Russell Atkins


2017 Lifetime Achievement Prize in Literature


Although he had been writing poetry for much of his young life, Russell Atkins remembers exactly when he first thought of himself as a professional poet.





































“I can say when I actually took myself seriously: 1947,” says the learned nonagenarian, who was 21 years old at the time. “That was when one of my poems first appeared in a magazine called The View, and they had a very European avant-garde sensibility.”


His artistic gifts emerged early, starting with his love of music.  He began studying piano at age seven, and he went on to continue his music studies at the Cleveland School of the Arts and the Cleveland Institute of Music. He became an accomplished composer, and wrote an influential essay, “A Psychovisual Perspective for Musical Composition,” that elaborated on the visual aspect of musical and verse composition.

After breaking into The View, Russell began to appear in other literary magazines, including the Western Review and the Beloit Poetry Journal. He befriended fellow Clevelander Langston Hughes, and saw him whenever he returned from New York to visit his family or develop a new play at Karamu House, the first African-American theater in the U.S. Russell was also involved at Karamu, where he ran a poetry workshop for many years.


“Langston played up the word ‘black’ a good deal, and society wasn’t ready yet to hear that,” he recalls. “But he became pretty well-known around the world and edited poetry anthologies for his friends, and I was in those.”


Over the years, he also became good friends with Marianne Moore and playwright LeRoi Jones, who later changed his name to Amiri Baraka.   He regularly corresponded with them. Discussing his distinctive style, Russell says he was looking to break away from the English and early American poetry traditions: “Back then, the younger American poets were looking for a broader and different approach. So I began to write poetry about Egyptian typography and things like that, and I went off into visual poetry and did a lot of readings.”


His musical expertise influenced his style, as well, and he once wrote of his work: “I would compose like a painter and write poems like a composer.” He developed a mode of composition he referred to as “phenomenalism,” in which image and sound combinations extend the possibilities of semantic meaning through sonic play and visual forms.

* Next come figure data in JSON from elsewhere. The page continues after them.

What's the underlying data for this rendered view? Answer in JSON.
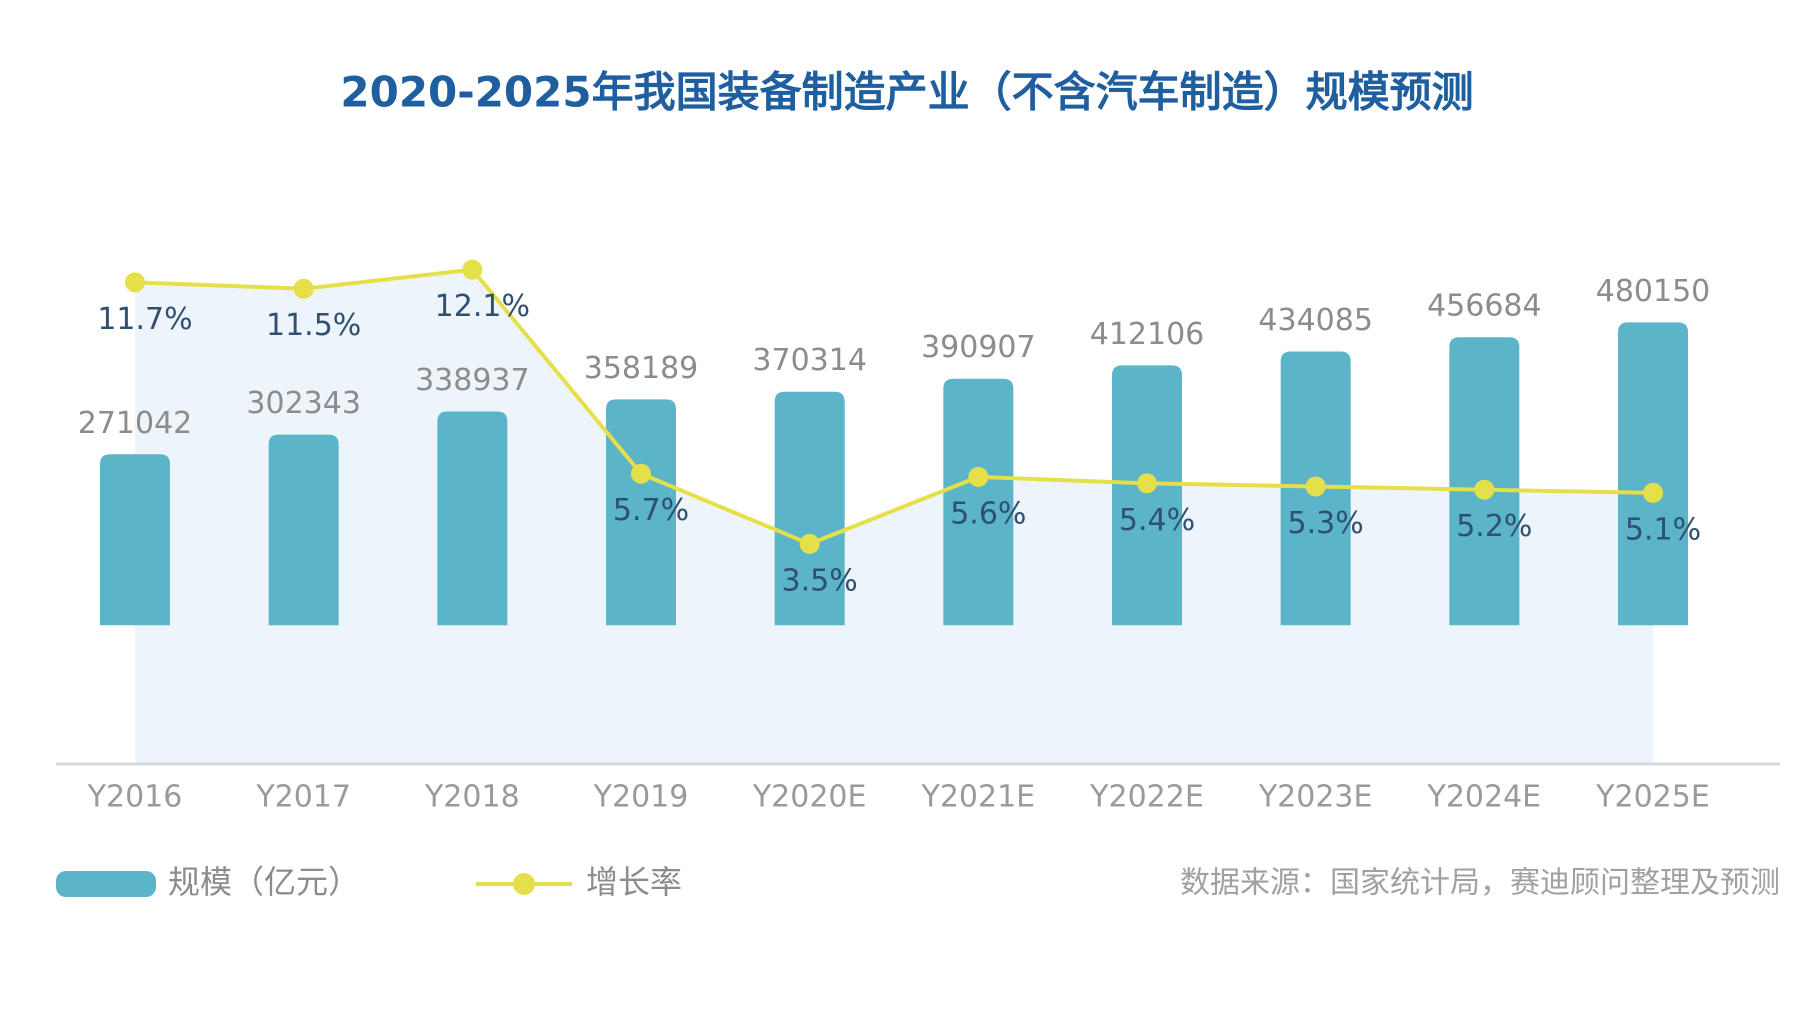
{
  "chart_data": {
    "type": "bar",
    "title": "2020-2025年我国装备制造产业（不含汽车制造）规模预测",
    "categories": [
      "Y2016",
      "Y2017",
      "Y2018",
      "Y2019",
      "Y2020E",
      "Y2021E",
      "Y2022E",
      "Y2023E",
      "Y2024E",
      "Y2025E"
    ],
    "series": [
      {
        "name": "规模（亿元）",
        "color": "#5bb4c8",
        "values": [
          271042,
          302343,
          338937,
          358189,
          370314,
          390907,
          412106,
          434085,
          456684,
          480150
        ]
      },
      {
        "name": "增长率",
        "color": "#e5e04a",
        "type": "line",
        "axis": "y2",
        "values": [
          11.7,
          11.5,
          12.1,
          5.7,
          3.5,
          5.6,
          5.4,
          5.3,
          5.2,
          5.1
        ],
        "value_labels": [
          "11.7%",
          "11.5%",
          "12.1%",
          "5.7%",
          "3.5%",
          "5.6%",
          "5.4%",
          "5.3%",
          "5.2%",
          "5.1%"
        ]
      }
    ],
    "ylim": [
      -220000,
      660000
    ],
    "y2lim": [
      -3.4,
      14
    ],
    "source": "数据来源：国家统计局，赛迪顾问整理及预测"
  }
}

In the early 1950s, one of this poems appeared in The New York Times, a significant accomplishment for a young poet, but he believes it was more to use him as an example of the emerging avant-garde and black poetry movements. “I had begun to use sounds that allowed me to do a lot of things that some people considered really bizarre,” he says. “So I appeared in a publication you wouldn’t normally appear in then.”


A number of his poems were published in chapbooks and small-press books, including A Podium Presentation (1960), Phenomena (1961), Objects (1963), Objects 2 (1964), Heretofore (1968), The Nail, to Be Set to Music (1970), Maleficium (1971), and Whichever (1978). He also wrote two verse plays that he intended more for reading than stage productions: The Abortionist and The Corpse. Both were published in Free Lance, a magazine he had cofounded in 1950, with Adelaide Simon. In 1976, the Cleveland State Poetry Center published his only full-length collection, Here in The.


“Over the decades, Russell’s poetry moved in a direction that is so uniquely his own because he invented a type of poetic diction that is immediately recognizable and playful and a little bit subversive,” says Kevin Prufer, professor of English, the creative writing program at the University of Houston and co-curator of The Unsung Master’s Series, which published a Russell Atkins edition in 2013. “He’s a poet of enormous importance whose work has been so outside the mainstream of American poetry, particularly African-American poetry, that he has only recently received his long overdue recognition.”


Russell holds an honorary doctorate from Cleveland State University (1976) and received an Ohio Arts Council creative fellowship(1978) and a Poets League of Greater Cleveland lifetime literary achievement(1997).